In an exemplary embodiment of the present disclosure, the recombinant CHO cell line enhances the production of recombinant protein including but not limited to erythropoietin (EPO) by at least 10%, preferably at least 300%, more preferably at least 28% In the CHO cell line, elsastase-II is knockdown by the plurality of ShRNA expressed by the above described vector, thereby enhancing the production of the recombinant protein in the cell line.

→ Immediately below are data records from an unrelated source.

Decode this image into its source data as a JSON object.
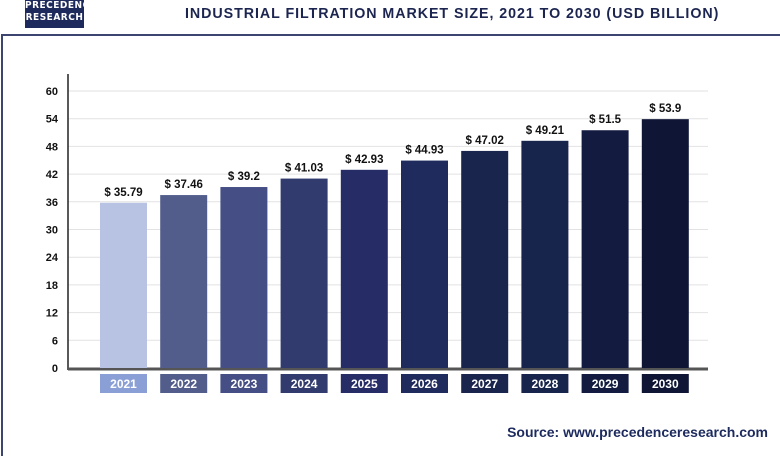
{
  "logo": {
    "line1": "PRECEDENCE",
    "line2": "RESEARCH"
  },
  "title": "INDUSTRIAL FILTRATION MARKET SIZE, 2021 TO 2030 (USD BILLION)",
  "source": "Source: www.precedenceresearch.com",
  "chart_data": {
    "type": "bar",
    "title": "INDUSTRIAL FILTRATION MARKET SIZE, 2021 TO 2030 (USD BILLION)",
    "categories": [
      "2021",
      "2022",
      "2023",
      "2024",
      "2025",
      "2026",
      "2027",
      "2028",
      "2029",
      "2030"
    ],
    "values": [
      35.79,
      37.46,
      39.2,
      41.03,
      42.93,
      44.93,
      47.02,
      49.21,
      51.5,
      53.9
    ],
    "data_labels": [
      "$ 35.79",
      "$ 37.46",
      "$ 39.2",
      "$ 41.03",
      "$ 42.93",
      "$ 44.93",
      "$ 47.02",
      "$ 49.21",
      "$ 51.5",
      "$ 53.9"
    ],
    "yticks": [
      "0",
      "6",
      "12",
      "18",
      "24",
      "30",
      "36",
      "42",
      "48",
      "54",
      "60"
    ],
    "ylim": [
      0,
      60
    ],
    "grid": true,
    "bar_colors": [
      "#b8c3e3",
      "#525d8c",
      "#454f85",
      "#323b6e",
      "#262d66",
      "#1f2b5c",
      "#1a254d",
      "#17244c",
      "#131c40",
      "#0e1535"
    ],
    "label_colors": [
      "#8a9fd6",
      "#525d8c",
      "#454f85",
      "#323b6e",
      "#262d66",
      "#1f2b5c",
      "#1a254d",
      "#17244c",
      "#131c40",
      "#0e1535"
    ]
  }
}
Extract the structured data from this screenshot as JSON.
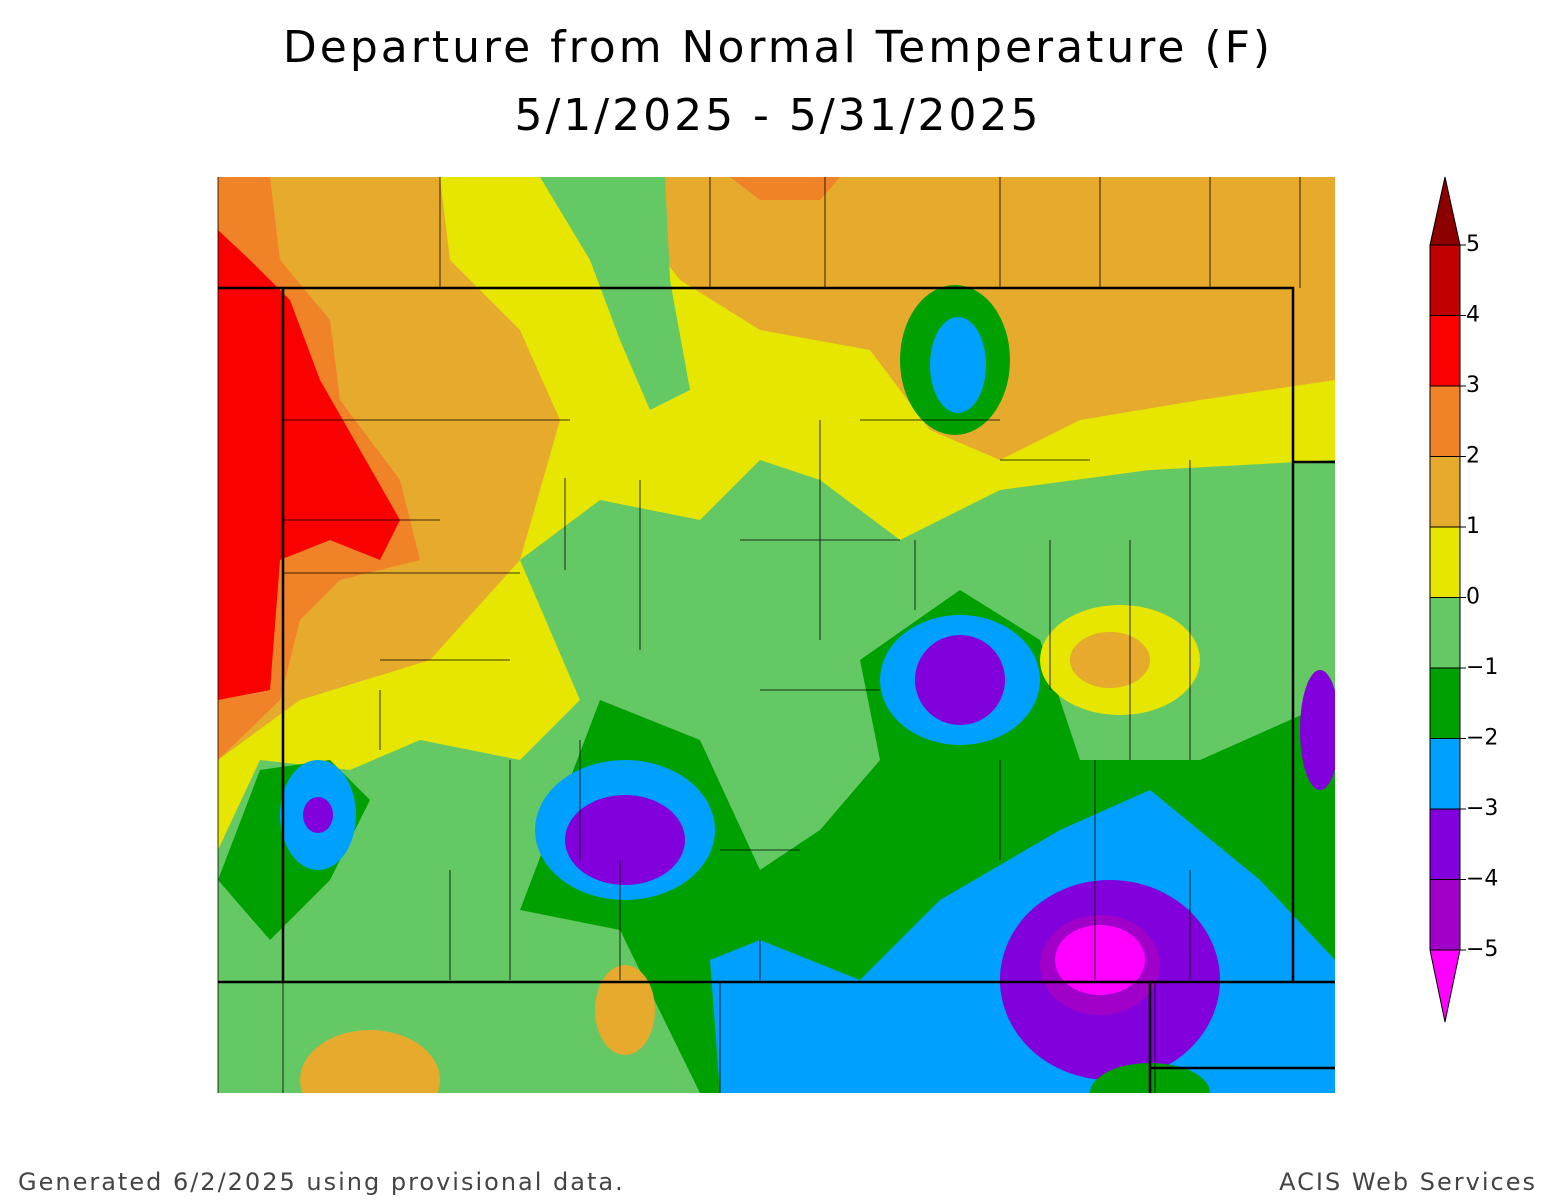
{
  "title": "Departure from Normal Temperature (F)",
  "subtitle": "5/1/2025 - 5/31/2025",
  "legend": {
    "range": [
      -5,
      5
    ],
    "ticks": [
      {
        "value": -5,
        "label": "−5"
      },
      {
        "value": -4,
        "label": "−4"
      },
      {
        "value": -3,
        "label": "−3"
      },
      {
        "value": -2,
        "label": "−2"
      },
      {
        "value": -1,
        "label": "−1"
      },
      0,
      1,
      2,
      3,
      4,
      5
    ],
    "colors": [
      "#ff00ff",
      "#a000c8",
      "#8200dc",
      "#00a0ff",
      "#00a000",
      "#64c864",
      "#e6e600",
      "#e6aa2d",
      "#f08228",
      "#fa0000",
      "#c00000",
      "#8c0000"
    ]
  },
  "footer": {
    "left": "Generated 6/2/2025 using provisional data.",
    "right": "ACIS Web Services"
  }
}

Additional embodiments and features of the present disclosure will be apparent to one of ordinary skill in art based upon the description provided. The embodiments provide various features and advantageous details thereof in the description. Descriptions of well- known/conventional methods and techniques are omitted so as to not unnecessarily obscure the embodiments. The example provided herein is intended merely to facilitate an understanding of ways in which the embodiments provided may be practiced and to further enable those of skilled in the art to practice the embodiments provided. Accordingly, the following example should not be construed as limiting the scope of the embodiments. EXAMPLE

Example 1: Enhanced production of Erythropoietin

CHO-K1 cells were used as a host for erythropoietin (EPO) expression. The CHO-K1 cells expressing the EPO were stably transduced with ShRNA against two different proteases (protease 1 (Elastase II) and protease 2 (Granzyme B)), separately. The EPO in the culture supernatant was checked by ELISA. The stable cells expressing the ShRNA against the said proteases showed increase in the EPO expression (23% for protease 1 and 28% for protease 2) in the culture supernatant as compared to the control (illustrated in figure 4). Clonal selection could enhance the yield to about 300%.